A police helicopter was used in the several days of operations against the guerrillas and may have been shot at by the guerrillas.
Sources close to the government say that authorities are now in full control of the area, where there is a heavy police presence.
However, according to Mòlòskòt, the San Manmans are planning a resurgence over the next month. "My sources tell me they are planning something very dramatic, very terrible, for April 22," he said. April 22 is the anniversary of Jean-Claude "Baby Doc" Duvalier's ascension to power after the death of this father François in 1971.

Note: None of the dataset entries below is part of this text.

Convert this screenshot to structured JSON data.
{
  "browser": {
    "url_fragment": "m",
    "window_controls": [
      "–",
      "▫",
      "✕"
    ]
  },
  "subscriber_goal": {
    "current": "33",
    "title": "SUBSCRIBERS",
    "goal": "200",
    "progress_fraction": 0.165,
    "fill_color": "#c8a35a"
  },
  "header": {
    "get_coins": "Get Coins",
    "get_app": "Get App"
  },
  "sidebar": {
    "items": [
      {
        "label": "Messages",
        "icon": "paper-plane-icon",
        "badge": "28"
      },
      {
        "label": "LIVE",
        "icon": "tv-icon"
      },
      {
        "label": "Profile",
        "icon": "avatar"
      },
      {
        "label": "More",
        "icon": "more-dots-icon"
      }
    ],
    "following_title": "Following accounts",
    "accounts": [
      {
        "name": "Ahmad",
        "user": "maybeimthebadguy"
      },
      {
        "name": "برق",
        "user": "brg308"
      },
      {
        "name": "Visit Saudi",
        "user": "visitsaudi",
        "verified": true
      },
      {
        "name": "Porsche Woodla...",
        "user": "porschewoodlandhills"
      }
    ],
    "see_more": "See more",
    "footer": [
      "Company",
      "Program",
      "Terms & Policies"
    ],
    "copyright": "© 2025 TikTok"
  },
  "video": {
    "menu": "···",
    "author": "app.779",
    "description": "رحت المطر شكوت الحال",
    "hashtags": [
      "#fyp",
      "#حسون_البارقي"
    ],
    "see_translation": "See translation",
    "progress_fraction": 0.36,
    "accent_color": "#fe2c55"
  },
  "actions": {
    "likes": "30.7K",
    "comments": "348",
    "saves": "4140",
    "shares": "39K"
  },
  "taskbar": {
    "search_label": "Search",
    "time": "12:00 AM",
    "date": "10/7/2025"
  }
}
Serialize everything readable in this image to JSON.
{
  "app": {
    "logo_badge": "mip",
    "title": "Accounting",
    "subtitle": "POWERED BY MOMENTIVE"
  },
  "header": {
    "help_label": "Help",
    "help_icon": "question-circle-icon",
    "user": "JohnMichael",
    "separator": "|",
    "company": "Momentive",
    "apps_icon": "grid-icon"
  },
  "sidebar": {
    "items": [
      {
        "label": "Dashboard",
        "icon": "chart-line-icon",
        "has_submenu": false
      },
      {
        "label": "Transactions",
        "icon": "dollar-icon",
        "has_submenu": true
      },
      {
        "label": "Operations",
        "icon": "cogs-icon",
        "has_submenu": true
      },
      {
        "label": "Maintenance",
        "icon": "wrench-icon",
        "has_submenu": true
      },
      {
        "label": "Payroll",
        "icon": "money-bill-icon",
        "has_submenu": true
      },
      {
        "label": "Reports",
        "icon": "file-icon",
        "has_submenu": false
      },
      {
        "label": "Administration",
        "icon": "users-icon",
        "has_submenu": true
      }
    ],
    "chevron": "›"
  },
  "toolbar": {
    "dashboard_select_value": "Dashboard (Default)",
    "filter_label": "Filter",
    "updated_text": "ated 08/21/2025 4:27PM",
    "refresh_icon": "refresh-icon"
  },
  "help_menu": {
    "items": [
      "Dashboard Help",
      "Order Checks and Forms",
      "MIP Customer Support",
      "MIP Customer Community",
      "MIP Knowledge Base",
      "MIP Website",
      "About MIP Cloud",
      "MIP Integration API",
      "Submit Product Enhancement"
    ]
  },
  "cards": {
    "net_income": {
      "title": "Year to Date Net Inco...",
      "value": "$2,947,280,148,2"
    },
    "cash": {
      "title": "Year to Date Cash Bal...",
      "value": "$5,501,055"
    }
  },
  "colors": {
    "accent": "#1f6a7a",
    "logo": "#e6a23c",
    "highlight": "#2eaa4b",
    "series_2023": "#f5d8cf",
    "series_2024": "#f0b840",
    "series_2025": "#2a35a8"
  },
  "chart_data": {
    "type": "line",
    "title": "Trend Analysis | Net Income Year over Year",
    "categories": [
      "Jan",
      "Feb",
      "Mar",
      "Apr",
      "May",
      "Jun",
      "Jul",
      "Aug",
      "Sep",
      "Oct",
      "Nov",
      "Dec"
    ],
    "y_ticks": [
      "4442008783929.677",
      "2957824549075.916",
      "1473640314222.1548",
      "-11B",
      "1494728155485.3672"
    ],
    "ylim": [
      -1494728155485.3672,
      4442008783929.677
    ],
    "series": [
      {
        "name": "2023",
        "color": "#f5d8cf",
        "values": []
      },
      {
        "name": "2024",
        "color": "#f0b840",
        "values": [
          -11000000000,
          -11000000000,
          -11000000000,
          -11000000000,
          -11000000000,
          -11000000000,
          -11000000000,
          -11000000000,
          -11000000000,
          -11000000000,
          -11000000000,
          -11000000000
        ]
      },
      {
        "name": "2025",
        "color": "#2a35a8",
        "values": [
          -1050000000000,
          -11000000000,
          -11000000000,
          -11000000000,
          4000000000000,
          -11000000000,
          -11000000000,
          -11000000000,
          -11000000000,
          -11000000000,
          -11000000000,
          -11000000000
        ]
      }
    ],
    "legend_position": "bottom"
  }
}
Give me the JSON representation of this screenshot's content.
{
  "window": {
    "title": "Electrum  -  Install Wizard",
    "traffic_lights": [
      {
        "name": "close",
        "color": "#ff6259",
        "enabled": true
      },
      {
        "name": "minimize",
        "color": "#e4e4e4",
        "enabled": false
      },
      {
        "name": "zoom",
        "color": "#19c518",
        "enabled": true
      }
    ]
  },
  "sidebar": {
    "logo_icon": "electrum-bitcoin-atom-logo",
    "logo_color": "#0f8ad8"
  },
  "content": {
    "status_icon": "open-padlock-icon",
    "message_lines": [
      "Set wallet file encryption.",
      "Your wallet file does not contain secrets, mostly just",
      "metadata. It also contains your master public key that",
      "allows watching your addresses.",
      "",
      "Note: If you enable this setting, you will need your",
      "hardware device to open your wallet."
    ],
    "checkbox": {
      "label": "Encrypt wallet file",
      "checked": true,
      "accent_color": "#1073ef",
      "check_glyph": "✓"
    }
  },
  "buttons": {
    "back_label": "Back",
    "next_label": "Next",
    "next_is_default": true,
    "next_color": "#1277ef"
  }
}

In short, these are the parameters - diplomatic, media, and military - of the offensive to overthrow the Haitian government. Like the "regime change" campaign against Iraq, it is costing the lives of many Haitians.
The PPN has called for a march on Mar. 27 through the capital to protest Washington's offensive both against Iraq and Haiti. The PPN will then hold its 5th Congress from Mar. 28-30 where the same themes will be discussed.